This Prosthetic Limb Actually Attaches to the Wearer’s Nerves

This Prosthetic Limb Actually Attaches to the Wearer’s Nerves

In addition to the Olympics and Paralympics, there’s another epic celebration of human fortitude: The Cybathlon, otherwise known as the Cyborg Olympics. According to Max Ortiz-Catalan, a bionics engineer at the Chalmers University of Technology in Sweden, it’s “the Olympics for cyborgs, where technologies are used to overcome disabilities.” Unlike the other events, the Cybathlon commemorates new prosthetic technologies and runs timed competitions ranging from biking to hanging laundry.

Hanging up T-shirts while wearing an arm prosthesis is notably difficult. These prostheses can be bulky and hard to maneuver, with a limited range of motion. It’s a challenge Ortiz-Catalan’s research group has been working on for over a decade. But in a study published recently in Science Translational Medicine, the team took a major step toward making prosthetic movement more precise and controllable—one that they hope will help a person wearing their prosthetic design win what the Cybathlon calls its “arms race” in 2024. Most prosthetic arms use the person’s other body parts, like the shoulders or elbows, to power them, which limits dexterity. But the one the team demonstrated in the study was attached directly to a user’s own nervous system, allowing him to individually move each prosthetic finger at will. These movements would prove useful for something like clipping a T-shirt to a clothesline—one of the tasks in the competition.

For patients, “what they value and prioritize the most on the prosthesis was the control,” Ortiz-Catalan says. “So then we started working on surgical procedures to improve the way we can access information for control.”
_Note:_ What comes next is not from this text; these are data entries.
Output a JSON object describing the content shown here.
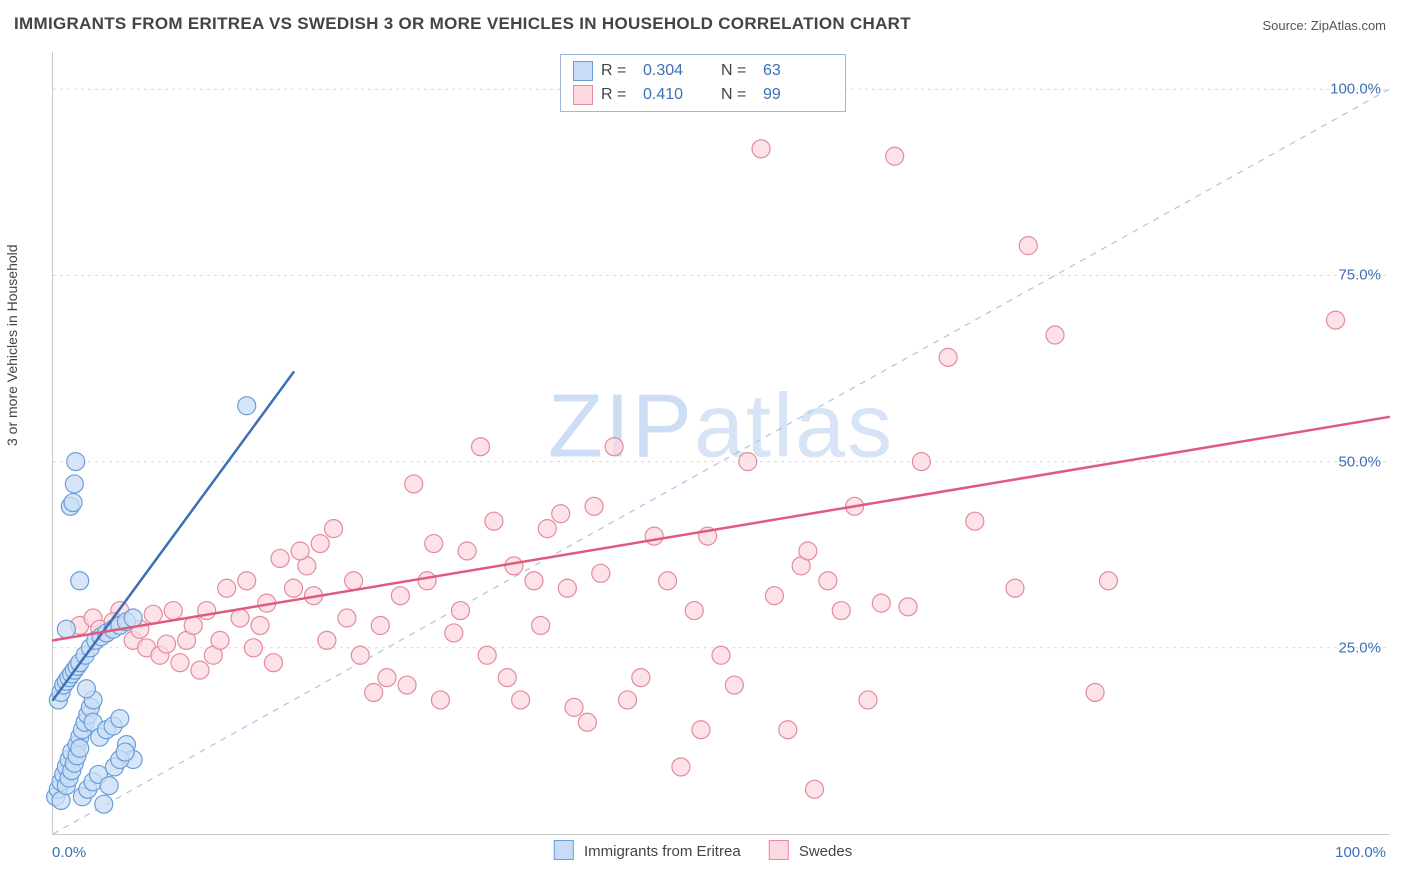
{
  "title": "IMMIGRANTS FROM ERITREA VS SWEDISH 3 OR MORE VEHICLES IN HOUSEHOLD CORRELATION CHART",
  "source": "Source: ZipAtlas.com",
  "watermark_a": "ZIP",
  "watermark_b": "atlas",
  "chart": {
    "type": "scatter",
    "xlim": [
      0,
      100
    ],
    "ylim": [
      0,
      105
    ],
    "xlabel": "",
    "ylabel": "3 or more Vehicles in Household",
    "xtick_labels": {
      "0": "0.0%",
      "100": "100.0%"
    },
    "ytick_labels": {
      "25": "25.0%",
      "50": "50.0%",
      "75": "75.0%",
      "100": "100.0%"
    },
    "grid_color": "#d9d9d9",
    "axis_color": "#c8c8c8",
    "tick_text_color": "#3b6fb6",
    "background_color": "#ffffff",
    "diagonal_guide_color": "#a8c4e6",
    "marker_radius": 9,
    "marker_stroke_width": 1.2,
    "trend_line_width": 2.5,
    "series": [
      {
        "id": "eritrea",
        "label": "Immigrants from Eritrea",
        "fill": "#c8ddf5",
        "stroke": "#6b9dd8",
        "trend_color": "#3b6fb6",
        "R": "0.304",
        "N": "63",
        "trend": {
          "x1": 0,
          "y1": 18,
          "x2": 18,
          "y2": 62
        },
        "points": [
          [
            0.2,
            5
          ],
          [
            0.4,
            6
          ],
          [
            0.6,
            7
          ],
          [
            0.8,
            8
          ],
          [
            1.0,
            9
          ],
          [
            1.2,
            10
          ],
          [
            1.4,
            11
          ],
          [
            1.8,
            12
          ],
          [
            2.0,
            13
          ],
          [
            2.2,
            14
          ],
          [
            2.4,
            15
          ],
          [
            2.6,
            16
          ],
          [
            2.8,
            17
          ],
          [
            3.0,
            18
          ],
          [
            0.6,
            4.5
          ],
          [
            1.0,
            6.5
          ],
          [
            1.2,
            7.5
          ],
          [
            1.4,
            8.5
          ],
          [
            1.6,
            9.5
          ],
          [
            1.8,
            10.5
          ],
          [
            2.0,
            11.5
          ],
          [
            0.4,
            18
          ],
          [
            0.6,
            19
          ],
          [
            0.8,
            20
          ],
          [
            1.0,
            20.5
          ],
          [
            1.2,
            21
          ],
          [
            1.4,
            21.5
          ],
          [
            1.6,
            22
          ],
          [
            1.8,
            22.5
          ],
          [
            2.0,
            23
          ],
          [
            2.4,
            24
          ],
          [
            2.8,
            25
          ],
          [
            3.2,
            26
          ],
          [
            3.6,
            26.5
          ],
          [
            4.0,
            27
          ],
          [
            4.5,
            27.5
          ],
          [
            5.0,
            28
          ],
          [
            5.5,
            28.5
          ],
          [
            6.0,
            29
          ],
          [
            1.0,
            27.5
          ],
          [
            1.3,
            44
          ],
          [
            1.5,
            44.5
          ],
          [
            1.6,
            47
          ],
          [
            1.7,
            50
          ],
          [
            2.0,
            34
          ],
          [
            2.5,
            19.5
          ],
          [
            3.0,
            15
          ],
          [
            3.5,
            13
          ],
          [
            4.0,
            14
          ],
          [
            4.5,
            14.5
          ],
          [
            5.0,
            15.5
          ],
          [
            5.5,
            12
          ],
          [
            6.0,
            10
          ],
          [
            2.2,
            5
          ],
          [
            2.6,
            6
          ],
          [
            3.0,
            7
          ],
          [
            3.4,
            8
          ],
          [
            3.8,
            4
          ],
          [
            4.2,
            6.5
          ],
          [
            4.6,
            9
          ],
          [
            5.0,
            10
          ],
          [
            5.4,
            11
          ],
          [
            14.5,
            57.5
          ]
        ]
      },
      {
        "id": "swedes",
        "label": "Swedes",
        "fill": "#fcd8e0",
        "stroke": "#e28ba0",
        "trend_color": "#e05a7e",
        "R": "0.410",
        "N": "99",
        "trend": {
          "x1": 0,
          "y1": 26,
          "x2": 100,
          "y2": 56
        },
        "points": [
          [
            2,
            28
          ],
          [
            3,
            29
          ],
          [
            4,
            27
          ],
          [
            5,
            30
          ],
          [
            6,
            26
          ],
          [
            7,
            25
          ],
          [
            8,
            24
          ],
          [
            9,
            30
          ],
          [
            10,
            26
          ],
          [
            11,
            22
          ],
          [
            12,
            24
          ],
          [
            13,
            33
          ],
          [
            14,
            29
          ],
          [
            15,
            25
          ],
          [
            16,
            31
          ],
          [
            17,
            37
          ],
          [
            18,
            33
          ],
          [
            19,
            36
          ],
          [
            20,
            39
          ],
          [
            21,
            41
          ],
          [
            22,
            29
          ],
          [
            23,
            24
          ],
          [
            24,
            19
          ],
          [
            25,
            21
          ],
          [
            26,
            32
          ],
          [
            27,
            47
          ],
          [
            28,
            34
          ],
          [
            29,
            18
          ],
          [
            30,
            27
          ],
          [
            31,
            38
          ],
          [
            32,
            52
          ],
          [
            33,
            42
          ],
          [
            34,
            21
          ],
          [
            35,
            18
          ],
          [
            36,
            34
          ],
          [
            37,
            41
          ],
          [
            38,
            43
          ],
          [
            39,
            17
          ],
          [
            40,
            15
          ],
          [
            41,
            35
          ],
          [
            42,
            52
          ],
          [
            43,
            18
          ],
          [
            44,
            21
          ],
          [
            45,
            40
          ],
          [
            46,
            34
          ],
          [
            47,
            9
          ],
          [
            48,
            30
          ],
          [
            49,
            40
          ],
          [
            50,
            24
          ],
          [
            51,
            20
          ],
          [
            52,
            50
          ],
          [
            53,
            92
          ],
          [
            54,
            32
          ],
          [
            55,
            14
          ],
          [
            56,
            36
          ],
          [
            57,
            6
          ],
          [
            58,
            34
          ],
          [
            59,
            30
          ],
          [
            60,
            44
          ],
          [
            61,
            18
          ],
          [
            62,
            31
          ],
          [
            63,
            91
          ],
          [
            64,
            30.5
          ],
          [
            65,
            50
          ],
          [
            67,
            64
          ],
          [
            69,
            42
          ],
          [
            72,
            33
          ],
          [
            73,
            79
          ],
          [
            75,
            67
          ],
          [
            78,
            19
          ],
          [
            79,
            34
          ],
          [
            96,
            69
          ],
          [
            3.5,
            27.5
          ],
          [
            4.5,
            28.5
          ],
          [
            6.5,
            27.5
          ],
          [
            7.5,
            29.5
          ],
          [
            8.5,
            25.5
          ],
          [
            9.5,
            23
          ],
          [
            10.5,
            28
          ],
          [
            11.5,
            30
          ],
          [
            12.5,
            26
          ],
          [
            14.5,
            34
          ],
          [
            15.5,
            28
          ],
          [
            16.5,
            23
          ],
          [
            18.5,
            38
          ],
          [
            19.5,
            32
          ],
          [
            20.5,
            26
          ],
          [
            22.5,
            34
          ],
          [
            24.5,
            28
          ],
          [
            26.5,
            20
          ],
          [
            28.5,
            39
          ],
          [
            30.5,
            30
          ],
          [
            32.5,
            24
          ],
          [
            34.5,
            36
          ],
          [
            36.5,
            28
          ],
          [
            38.5,
            33
          ],
          [
            40.5,
            44
          ],
          [
            56.5,
            38
          ],
          [
            48.5,
            14
          ]
        ]
      }
    ]
  },
  "legend_stats": {
    "R_label": "R =",
    "N_label": "N ="
  }
}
Prostheses have been around for almost 3,000 years—the earliest one discovered was a wooden toe found in an Egyptian noblewoman’s casket. Over the years, prostheses have been refined to become lighter and more humanlike, and to offer a greater range of motion. Even so, major challenges remain. Paul Cederna, a plastic surgeon at the University of Michigan, says that moving “body-powered” prosthetics, which control the prosthetic through cables and harnesses attached to the residual limb, takes a lot of effort and often leads to pain or fatigue.

A newer kind of device, known as a “myoelectric prosthesis,” is powered by electric nerve signals from the residual limb. These “have incredible robotic capabilities but no good strategy to be able to control them,” says Cederna—like having “a Ferrari in your garage but no car keys.” They face a host of issues: For example, in many patients with upper limb amputations, the muscles that control individual fingers or small movements no longer exist, limiting the motions they can make with a prosthesis. Nerve signals from the brain can be tiny, making them hard to pick up among the body’s other electrical noise. And while most myoelectric prostheses run based on a series of surface electrodes placed on the skin of the user’s residual limb, these electrodes can slide around, causing the prosthesis to become unreliable.

In 2020, Cederna’s research group developed a different surgical strategy: Connecting nerves in the residual limb to little pieces of muscle. Working with patients who had amputated arms, they dissected the end portions of whole nerves from the residual limb into fascicles, or small bundles of nerve fibers. Then they wrapped each fascicle with a small piece of muscle taken from somewhere else in the body and stripped of its nerves. (Imagine a pig in a blanket—where the sausage is the nerve and the crescent roll around it is the muscle graft.)